I've just been watching Sherlock. If you havent already seen the new series then you should. It's very good.
Anyway, the opening minutes of this weeks episode was of Holmes talking to a prisoner, making a point of correcting his grammar at regular intervals until the prisoner made a concious effort to correct himself first.
That was me in the days when hubby and I were young and in the early stages of our relationship. We were both in the Navy and would travel up north to visit parents now and again. My parents were a Policeman and a hairdresser, not exactly academics but they did know how to put a reasonable sentence together. Genetically they must have been ok as between them they produced me, who passed her eleven plus and ended up in Grammar School.
Hubby's parents however were a Dental Surgeon and a Head of English and to my mixed Lancashire/Yorkshire upbringing talked 'posh'. Like 'proper posh'.
I tried hard to think of words that sounded better than the ones I used without thinking, and I'm sure on many an occasion used something totally incorrect. Mum in Law couldn't help herself and corrected my 'me/I/one's' or the way I pronounced a word and then apologised for doing so, making more of a point that I was not as educated as 'one would like'.
Don't get me wrong, she is a lovely, kind woman and never shows anything but affection towards me but she probably thought my Grammar School education was wasted.
Nowadays I just ramble on saying what I like, most normal people seem to understand what I mean.
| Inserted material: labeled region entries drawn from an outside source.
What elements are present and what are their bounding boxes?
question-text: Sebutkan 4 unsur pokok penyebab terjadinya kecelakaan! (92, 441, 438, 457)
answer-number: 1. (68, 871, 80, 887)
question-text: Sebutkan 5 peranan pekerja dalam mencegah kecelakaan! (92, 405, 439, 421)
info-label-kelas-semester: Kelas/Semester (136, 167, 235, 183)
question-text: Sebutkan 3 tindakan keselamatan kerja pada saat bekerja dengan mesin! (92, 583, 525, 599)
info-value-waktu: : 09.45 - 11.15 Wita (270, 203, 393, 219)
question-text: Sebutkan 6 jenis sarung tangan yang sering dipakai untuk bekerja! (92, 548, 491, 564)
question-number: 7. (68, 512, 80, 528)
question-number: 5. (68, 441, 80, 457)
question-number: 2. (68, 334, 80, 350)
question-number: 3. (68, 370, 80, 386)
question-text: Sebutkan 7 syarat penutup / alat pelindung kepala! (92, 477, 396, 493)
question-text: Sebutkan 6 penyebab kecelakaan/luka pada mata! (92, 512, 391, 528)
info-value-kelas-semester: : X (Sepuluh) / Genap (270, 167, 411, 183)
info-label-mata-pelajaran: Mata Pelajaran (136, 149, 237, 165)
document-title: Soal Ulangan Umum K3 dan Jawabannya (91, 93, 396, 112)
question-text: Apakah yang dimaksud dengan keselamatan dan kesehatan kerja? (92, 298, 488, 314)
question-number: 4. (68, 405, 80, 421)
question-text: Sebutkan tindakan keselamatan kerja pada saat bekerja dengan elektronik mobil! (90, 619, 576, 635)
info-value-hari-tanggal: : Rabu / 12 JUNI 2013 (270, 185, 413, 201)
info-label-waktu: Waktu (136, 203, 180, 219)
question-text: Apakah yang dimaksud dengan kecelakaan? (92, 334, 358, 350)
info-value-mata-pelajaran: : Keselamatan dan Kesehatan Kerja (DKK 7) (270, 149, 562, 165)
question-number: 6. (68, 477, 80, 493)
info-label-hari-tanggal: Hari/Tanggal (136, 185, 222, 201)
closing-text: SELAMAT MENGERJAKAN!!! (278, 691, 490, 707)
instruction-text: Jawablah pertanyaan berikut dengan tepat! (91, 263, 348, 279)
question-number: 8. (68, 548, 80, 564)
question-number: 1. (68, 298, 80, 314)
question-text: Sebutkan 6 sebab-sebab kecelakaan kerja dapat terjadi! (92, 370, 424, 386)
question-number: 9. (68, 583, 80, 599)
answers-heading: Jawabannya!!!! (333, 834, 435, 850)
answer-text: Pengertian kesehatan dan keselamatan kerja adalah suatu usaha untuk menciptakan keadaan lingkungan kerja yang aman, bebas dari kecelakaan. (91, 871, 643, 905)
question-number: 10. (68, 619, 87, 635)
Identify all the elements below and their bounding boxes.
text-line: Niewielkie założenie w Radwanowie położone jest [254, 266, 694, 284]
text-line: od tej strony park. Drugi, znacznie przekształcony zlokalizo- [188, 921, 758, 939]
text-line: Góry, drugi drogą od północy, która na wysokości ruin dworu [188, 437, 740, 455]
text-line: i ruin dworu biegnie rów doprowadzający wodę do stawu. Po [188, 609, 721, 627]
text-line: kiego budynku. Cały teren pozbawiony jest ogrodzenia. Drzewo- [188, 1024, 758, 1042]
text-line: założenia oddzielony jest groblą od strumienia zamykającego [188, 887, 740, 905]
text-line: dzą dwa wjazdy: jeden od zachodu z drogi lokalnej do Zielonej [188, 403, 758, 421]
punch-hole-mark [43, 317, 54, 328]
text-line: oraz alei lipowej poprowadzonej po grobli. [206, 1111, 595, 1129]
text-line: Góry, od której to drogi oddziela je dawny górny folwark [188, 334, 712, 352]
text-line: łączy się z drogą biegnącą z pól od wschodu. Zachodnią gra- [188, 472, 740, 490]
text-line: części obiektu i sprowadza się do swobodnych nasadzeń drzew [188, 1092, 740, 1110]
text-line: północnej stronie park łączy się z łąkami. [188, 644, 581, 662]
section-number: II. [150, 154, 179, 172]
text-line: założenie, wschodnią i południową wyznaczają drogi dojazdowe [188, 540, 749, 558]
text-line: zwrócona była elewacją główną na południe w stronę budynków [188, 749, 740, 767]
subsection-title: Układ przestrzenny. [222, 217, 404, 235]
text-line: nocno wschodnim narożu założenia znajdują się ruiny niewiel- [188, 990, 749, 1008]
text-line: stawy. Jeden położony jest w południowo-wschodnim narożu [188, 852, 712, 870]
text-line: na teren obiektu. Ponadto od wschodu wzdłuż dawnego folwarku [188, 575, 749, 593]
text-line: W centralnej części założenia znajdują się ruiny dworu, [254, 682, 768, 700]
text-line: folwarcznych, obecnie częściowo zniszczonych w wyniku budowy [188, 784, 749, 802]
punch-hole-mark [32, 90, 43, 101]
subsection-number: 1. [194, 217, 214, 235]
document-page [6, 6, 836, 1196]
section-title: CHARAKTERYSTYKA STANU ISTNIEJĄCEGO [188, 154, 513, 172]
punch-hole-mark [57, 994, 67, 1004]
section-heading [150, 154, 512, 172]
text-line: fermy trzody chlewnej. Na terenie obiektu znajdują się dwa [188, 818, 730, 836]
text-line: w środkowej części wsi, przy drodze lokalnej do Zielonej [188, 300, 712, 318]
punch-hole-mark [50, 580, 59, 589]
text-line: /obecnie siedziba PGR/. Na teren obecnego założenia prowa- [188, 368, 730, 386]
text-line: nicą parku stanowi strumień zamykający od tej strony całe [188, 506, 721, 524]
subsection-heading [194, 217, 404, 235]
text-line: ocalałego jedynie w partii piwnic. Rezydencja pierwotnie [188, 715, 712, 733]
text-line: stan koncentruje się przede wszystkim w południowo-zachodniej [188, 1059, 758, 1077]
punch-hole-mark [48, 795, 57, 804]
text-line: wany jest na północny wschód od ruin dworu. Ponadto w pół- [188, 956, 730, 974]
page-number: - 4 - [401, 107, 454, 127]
I gradually gained confidence and once my feet were under the table had no need to impress with anything other than good manners and knowing where to place cutlery at a dinner table. (Something one of the other daughters in law was unable to do - Ha!)
I catch myself correcting my sons who have a Northumberland accent and use lots of local dialect, like. "I don't know" becomes "Ah divvent nah", and "Don't worry" is "Nee Botha".
Pity Grandma is now to frail to use her elocution skills.